Luckily, that didn’t happen to me this time around. While I arrived in the Thunder Bay Chapters parking lot with butterflies the size of condors in my belly, I doused them with a good dose of Starbucks coffee and did my superman routine once again. Slapping on some warpaint (i.e. makeup) and a jacket does wonders for one’s self-confidence!
I did just about scare one shopper out of his skin, though. When I first walked in, I was so overcome with excitement at the sight of a pile of my books on “my” table that I exclaimed loudly to the man reading the blurb on the back cover – “that’s my book!” He looked visibly startled and sort of backed away. Note to self: tone it down a bit…
Over the next few hours, at least a dozen people stopped by to chat, including former Laurentian pilots Bill Howe and Ron Kyle (who brought along his 1970’s era LAS baseball hat). In fact, it turned into a bit of a reunion at my table as Bill and Ron ran into former air traffic controllers, pilots, and other folks they knew. Bush pilot Phil Mostow’s son happened to be in the store and he joined the conversation too. It sure is a small world!

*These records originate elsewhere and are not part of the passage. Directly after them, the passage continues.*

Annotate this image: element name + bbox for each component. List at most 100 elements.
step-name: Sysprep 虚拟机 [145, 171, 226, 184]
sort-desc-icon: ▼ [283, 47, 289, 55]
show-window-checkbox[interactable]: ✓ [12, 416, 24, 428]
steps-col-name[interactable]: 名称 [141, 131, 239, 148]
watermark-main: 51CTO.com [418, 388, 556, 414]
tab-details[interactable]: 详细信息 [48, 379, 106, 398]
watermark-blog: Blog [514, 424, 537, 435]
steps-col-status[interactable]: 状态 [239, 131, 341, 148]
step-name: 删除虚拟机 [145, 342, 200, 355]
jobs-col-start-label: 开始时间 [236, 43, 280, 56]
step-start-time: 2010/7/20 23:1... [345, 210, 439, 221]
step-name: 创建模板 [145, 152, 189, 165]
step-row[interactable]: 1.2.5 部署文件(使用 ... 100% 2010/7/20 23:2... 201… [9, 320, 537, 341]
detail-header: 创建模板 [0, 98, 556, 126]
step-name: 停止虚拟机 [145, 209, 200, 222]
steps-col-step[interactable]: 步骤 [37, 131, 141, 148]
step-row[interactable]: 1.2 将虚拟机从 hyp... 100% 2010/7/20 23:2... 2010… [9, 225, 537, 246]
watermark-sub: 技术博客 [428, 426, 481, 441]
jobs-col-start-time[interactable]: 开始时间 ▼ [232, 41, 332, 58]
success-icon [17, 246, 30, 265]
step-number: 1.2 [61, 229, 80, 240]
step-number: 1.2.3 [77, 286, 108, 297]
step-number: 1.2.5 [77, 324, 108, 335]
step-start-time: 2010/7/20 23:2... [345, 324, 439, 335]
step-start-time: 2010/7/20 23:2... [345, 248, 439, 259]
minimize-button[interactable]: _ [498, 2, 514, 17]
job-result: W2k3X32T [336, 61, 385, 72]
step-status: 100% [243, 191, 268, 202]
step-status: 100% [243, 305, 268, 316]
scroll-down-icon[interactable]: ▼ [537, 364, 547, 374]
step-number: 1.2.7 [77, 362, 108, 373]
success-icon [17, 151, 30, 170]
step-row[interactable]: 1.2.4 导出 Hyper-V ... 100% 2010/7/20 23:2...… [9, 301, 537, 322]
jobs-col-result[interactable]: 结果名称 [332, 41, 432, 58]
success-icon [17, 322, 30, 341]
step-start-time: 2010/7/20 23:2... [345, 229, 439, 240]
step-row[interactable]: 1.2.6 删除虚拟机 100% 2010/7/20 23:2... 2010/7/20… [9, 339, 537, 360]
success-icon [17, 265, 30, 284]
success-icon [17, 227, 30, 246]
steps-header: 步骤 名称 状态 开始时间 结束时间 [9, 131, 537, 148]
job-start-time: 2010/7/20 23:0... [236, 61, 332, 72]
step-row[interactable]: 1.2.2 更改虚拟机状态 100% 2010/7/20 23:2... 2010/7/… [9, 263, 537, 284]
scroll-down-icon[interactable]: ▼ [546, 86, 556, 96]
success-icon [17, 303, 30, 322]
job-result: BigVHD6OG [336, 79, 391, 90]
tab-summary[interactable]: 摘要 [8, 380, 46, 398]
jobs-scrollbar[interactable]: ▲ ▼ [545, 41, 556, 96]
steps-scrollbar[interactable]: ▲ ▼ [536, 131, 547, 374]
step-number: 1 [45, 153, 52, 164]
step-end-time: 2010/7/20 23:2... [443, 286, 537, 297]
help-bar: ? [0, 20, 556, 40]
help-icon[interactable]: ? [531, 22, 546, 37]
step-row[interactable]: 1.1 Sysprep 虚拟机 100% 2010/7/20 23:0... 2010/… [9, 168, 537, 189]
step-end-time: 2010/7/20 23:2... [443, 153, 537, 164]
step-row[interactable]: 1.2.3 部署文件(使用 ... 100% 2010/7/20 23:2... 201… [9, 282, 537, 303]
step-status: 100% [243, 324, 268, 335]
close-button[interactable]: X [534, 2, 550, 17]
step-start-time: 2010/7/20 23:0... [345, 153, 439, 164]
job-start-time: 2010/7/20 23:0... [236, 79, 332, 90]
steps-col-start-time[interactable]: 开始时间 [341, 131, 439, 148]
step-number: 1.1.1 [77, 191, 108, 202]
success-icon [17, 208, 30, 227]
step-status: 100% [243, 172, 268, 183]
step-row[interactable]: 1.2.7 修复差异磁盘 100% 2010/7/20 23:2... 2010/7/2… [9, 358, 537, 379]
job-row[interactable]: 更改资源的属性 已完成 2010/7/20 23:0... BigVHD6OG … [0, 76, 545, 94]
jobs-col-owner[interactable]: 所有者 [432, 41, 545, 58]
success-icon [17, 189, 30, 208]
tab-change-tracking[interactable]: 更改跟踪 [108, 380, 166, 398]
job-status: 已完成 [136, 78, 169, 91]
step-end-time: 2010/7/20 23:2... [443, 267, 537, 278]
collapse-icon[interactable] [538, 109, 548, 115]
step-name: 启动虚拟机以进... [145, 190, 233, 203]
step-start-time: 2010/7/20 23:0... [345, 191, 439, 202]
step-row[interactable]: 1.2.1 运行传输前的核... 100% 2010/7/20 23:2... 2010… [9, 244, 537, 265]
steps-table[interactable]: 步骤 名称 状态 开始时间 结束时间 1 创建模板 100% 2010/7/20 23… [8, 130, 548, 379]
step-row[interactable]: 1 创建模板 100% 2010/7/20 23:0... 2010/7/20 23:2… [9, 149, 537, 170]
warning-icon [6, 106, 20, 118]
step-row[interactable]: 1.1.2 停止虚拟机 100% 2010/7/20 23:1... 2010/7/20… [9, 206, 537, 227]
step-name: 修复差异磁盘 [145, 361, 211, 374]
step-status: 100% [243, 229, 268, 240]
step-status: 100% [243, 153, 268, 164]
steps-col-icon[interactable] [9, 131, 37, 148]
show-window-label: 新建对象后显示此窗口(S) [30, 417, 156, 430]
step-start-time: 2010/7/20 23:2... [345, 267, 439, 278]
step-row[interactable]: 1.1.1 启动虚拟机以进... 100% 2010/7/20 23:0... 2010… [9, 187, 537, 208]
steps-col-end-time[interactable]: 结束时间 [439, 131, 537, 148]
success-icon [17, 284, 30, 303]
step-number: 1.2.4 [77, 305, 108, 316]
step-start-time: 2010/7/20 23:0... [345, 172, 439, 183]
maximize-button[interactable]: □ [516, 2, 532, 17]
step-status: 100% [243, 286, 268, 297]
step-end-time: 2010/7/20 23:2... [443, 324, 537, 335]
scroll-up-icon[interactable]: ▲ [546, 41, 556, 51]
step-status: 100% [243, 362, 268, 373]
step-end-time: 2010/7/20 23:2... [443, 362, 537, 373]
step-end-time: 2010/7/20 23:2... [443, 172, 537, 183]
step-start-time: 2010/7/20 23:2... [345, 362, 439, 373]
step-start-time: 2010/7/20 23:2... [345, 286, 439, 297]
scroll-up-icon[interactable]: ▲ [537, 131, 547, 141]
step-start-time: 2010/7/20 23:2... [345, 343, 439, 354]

At 5pm Doug and I rushed off to grab some dinner and go to a grocery store to pick up supplies for our evening engagement at the Thunder Bay Historical Museum. After quickly walking Riker (our dog), we started setting things up in the museum. Intially, Dr. Tory Tronrud, the director of the museum, had us in the main room with rows of seating and an intimidating dinosaur skeleton in the back. I made the decision to move to the room next door, which was more intimate, had lots of natural light, and was set up for refreshments. A couple of people involved in the Northern Ontario Aviation Heritage Centre came by to chat – Denise Lyzun and David Kemp – and Dean Mostow and Bill Howe joined us for a continuation of our earlier chat.